Harris Teeter's Q3 Sales Up 10.8 Percent, with Positive Comps

Harris Teeter is proving that an upscale chain can open stores and still take rising food and fuel costs head on, as long as promotional spending and retail pricing stay sharp.

In financial results posted by its owner Ruddick Corporation yesterday, the chain's sales increased 10.8 percent to $926.3 million in the third quarter of fiscal 2008, compared to sales of $836.4 million in the year ago period. For the 39 weeks ended June 29, sales rose 11.4 percent to $2.72 billion, from $2.44 billion.

Harris Teeter attributed the sales increases to performance at incremental new stores, and comparable store sales increases of 1.73 percent for the quarter and 3.11 percent for the 39 weeks. The comps gain for the third quarter was negatively impacted by the timing of the Easter holiday and Fourth of July holiday, the company said; both holidays had been included in the third quarter of fiscal 2007, but not in 2008.

During the first nine months of fiscal 2008, Harris Teeter opened 12 new stores, closed 2 older stores (both of which were replaced by new stores) and completed the major remodeling of 6 stores (4 of which were expanded in size).

Since the third quarter of fiscal 2007, Harris Teeter opened 19 new stores and closed 4 stores for a net gain of 15 stores. The company was operating 174 units as of June 29, 2008.

Operating profit at the Charlotte, N.C.-based chain increased by 11.7 percent to $44.5 million for the quarter, and improvement of four basis points, the company said.

For the 39 weeks, operating profit was $135.1 million, an increase of 19.0 percent over the year ago.

The chain said operating profits improved primarily because it is driving comps via improved customer counts per location, in turn driven by excellent customer service, targeted promotional spending, and innovative retail pricing programs.

The sales increases, along with a continued emphasis on operational efficiencies and overhead cost containment during this time of expansion, have provided the leverage to offset the incremental costs associated with Harris Teeter's new store program (pre-opening costs and incremental start-up costs), increased LIFO charge, fuel and cost of petroleum-based supplies, associate benefit costs, credit and debit card fees, and new store occupancy costs.

"Our improved operating profit was achieved while expanding in our key markets by opening 19 new stores in the past 12 months," said Thomas W. Dickson, chairman, president and c.e.o. of Ruddick Corp. "We have continued to adjust and refine our merchandising activities in response to the current economic environment, and see positive responses from our customers."

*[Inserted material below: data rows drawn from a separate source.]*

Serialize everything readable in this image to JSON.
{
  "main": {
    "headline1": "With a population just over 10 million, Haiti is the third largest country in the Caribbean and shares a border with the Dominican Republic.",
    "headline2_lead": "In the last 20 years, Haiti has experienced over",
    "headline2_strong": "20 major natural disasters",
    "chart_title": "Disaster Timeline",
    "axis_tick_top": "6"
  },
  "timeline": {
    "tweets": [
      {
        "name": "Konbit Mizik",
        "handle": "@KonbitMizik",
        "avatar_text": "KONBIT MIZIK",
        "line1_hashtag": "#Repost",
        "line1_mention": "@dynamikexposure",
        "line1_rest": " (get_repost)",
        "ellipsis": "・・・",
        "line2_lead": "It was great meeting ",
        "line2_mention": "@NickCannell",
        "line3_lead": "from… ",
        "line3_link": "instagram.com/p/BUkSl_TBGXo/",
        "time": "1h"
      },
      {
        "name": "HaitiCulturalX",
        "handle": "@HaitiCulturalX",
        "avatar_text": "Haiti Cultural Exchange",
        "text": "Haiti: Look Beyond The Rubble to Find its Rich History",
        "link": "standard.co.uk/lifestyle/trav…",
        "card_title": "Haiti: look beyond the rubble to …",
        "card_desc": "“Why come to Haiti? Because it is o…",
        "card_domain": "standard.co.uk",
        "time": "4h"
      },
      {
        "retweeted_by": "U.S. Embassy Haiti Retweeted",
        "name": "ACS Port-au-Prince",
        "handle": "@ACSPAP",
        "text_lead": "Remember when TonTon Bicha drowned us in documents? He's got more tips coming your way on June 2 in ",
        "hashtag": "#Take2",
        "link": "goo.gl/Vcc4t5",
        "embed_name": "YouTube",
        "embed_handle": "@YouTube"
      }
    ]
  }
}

Harris Teeter said it plans to open an additional three new stores and complete the major remodeling on one store during the remainder of fiscal 2008. The new store development program for fiscal 2008 is expected to result in an 8.9 percent increase in retail square footage, as compared to an 11.9 percent gain in fiscal 2007.

Still, Ruddick Corp.'s management said it would stay cautious with expectations for the remainder of fiscal 2008, due to the intensely competitive retail grocery market, unprecedented rise in commodity price indexes; and a challenging textile and apparel environment in which its other subsidiary, American & Efird, Inc. operates.